In Ruhleben sind viele Buddhisten zu Hause, und im Tempel im nahen Spandau zelebriert die Gemeinde ihre Rituale. Deshalb hat sie sich um ein Terrain auf dem landeseigenen Friedhof Ruhleben beworben. Über den Gräbern thront der Erleuchtete mit einem fackelähnlichen Hirtenstab in der Hand - eine über vier Meter hohe Buddhastatue aus glänzendem weißem Marmor, wie sie sich traditionell auf jedem buddhistischen Friedhof findet.

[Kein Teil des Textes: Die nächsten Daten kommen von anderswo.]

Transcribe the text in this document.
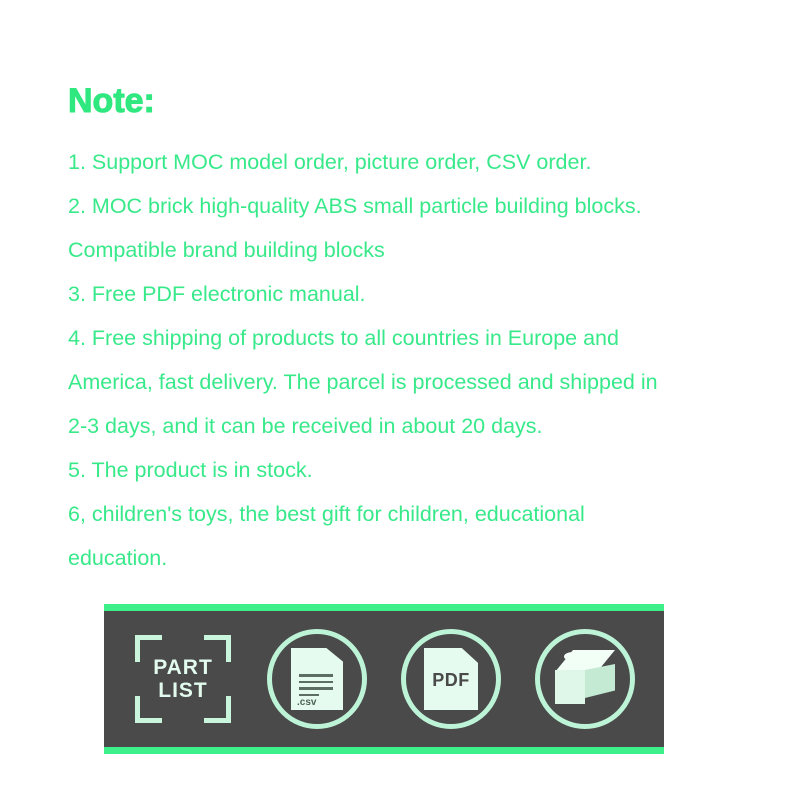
Note:
1. Support MOC model order, picture order, CSV order.
2. MOC brick high-quality ABS small particle building blocks.
Compatible brand building blocks
3. Free PDF electronic manual.
4. Free shipping of products to all countries in Europe and
America, fast delivery. The parcel is processed and shipped in
2-3 days, and it can be received in about 20 days.
5. The product is in stock.
6, children's toys, the best gift for children, educational
education.
PART
LIST
.csv
PDF
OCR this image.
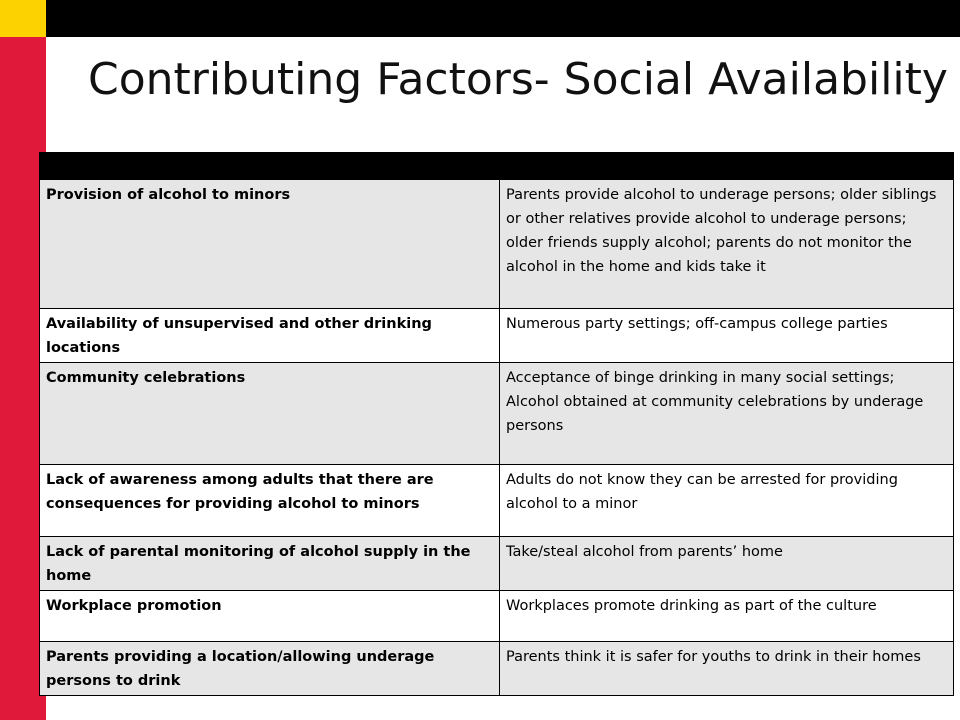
Contributing Factors- Social Availability

Provision of alcohol to minors	Parents provide alcohol to underage persons; older siblings or other relatives provide alcohol to underage persons; older friends supply alcohol; parents do not monitor the alcohol in the home and kids take it
Availability of unsupervised and other drinking locations	Numerous party settings; off-campus college parties
Community celebrations	Acceptance of binge drinking in many social settings; Alcohol obtained at community celebrations by underage persons
Lack of awareness among adults that there are consequences for providing alcohol to minors	Adults do not know they can be arrested for providing alcohol to a minor
Lack of parental monitoring of alcohol supply in the home	Take/steal alcohol from parents’ home
Workplace promotion	Workplaces promote drinking as part of the culture
Parents providing a location/allowing underage persons to drink	Parents think it is safer for youths to drink in their homes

"Diese Statue ist die Statue vom Buddha Bodhisattwa", erläutert Nguyen Dinh-Tung von der vietnamesisch-buddhistischen Gemeinde. "Er hat gesagt, er wolle alle Seelen, die nach dem Tod die Bestimmung ihres Daseins nicht finden, zum Reich des Buddhas führen". Davor steht, anstelle des üblichen Altars, eine mit Lotusblumen und Tiersymbolen verzierte große Opferschale. Darin glimmen nicht nur während der drei im Jahr festgelegten Totenfeiern Räucherstäbchen.
Keine einsamen Toten
Der Körper des Toten ist nach buddhistischem Glauben unwichtig. Allerdings soll er innerhalb weniger Tage begraben sein. Nicht nur durch brennende Räucherstäbchen und Früchte als Opfergaben, sondern auch durch die Porträts auf den Steinen wirken die Gräber lebendig. Und sie sind gepflegt, denn die ganze Gemeinde fühlt sich verantwortlich. So wird kein Buddhist nach seinem Tod in die Einsamkeit entlassen.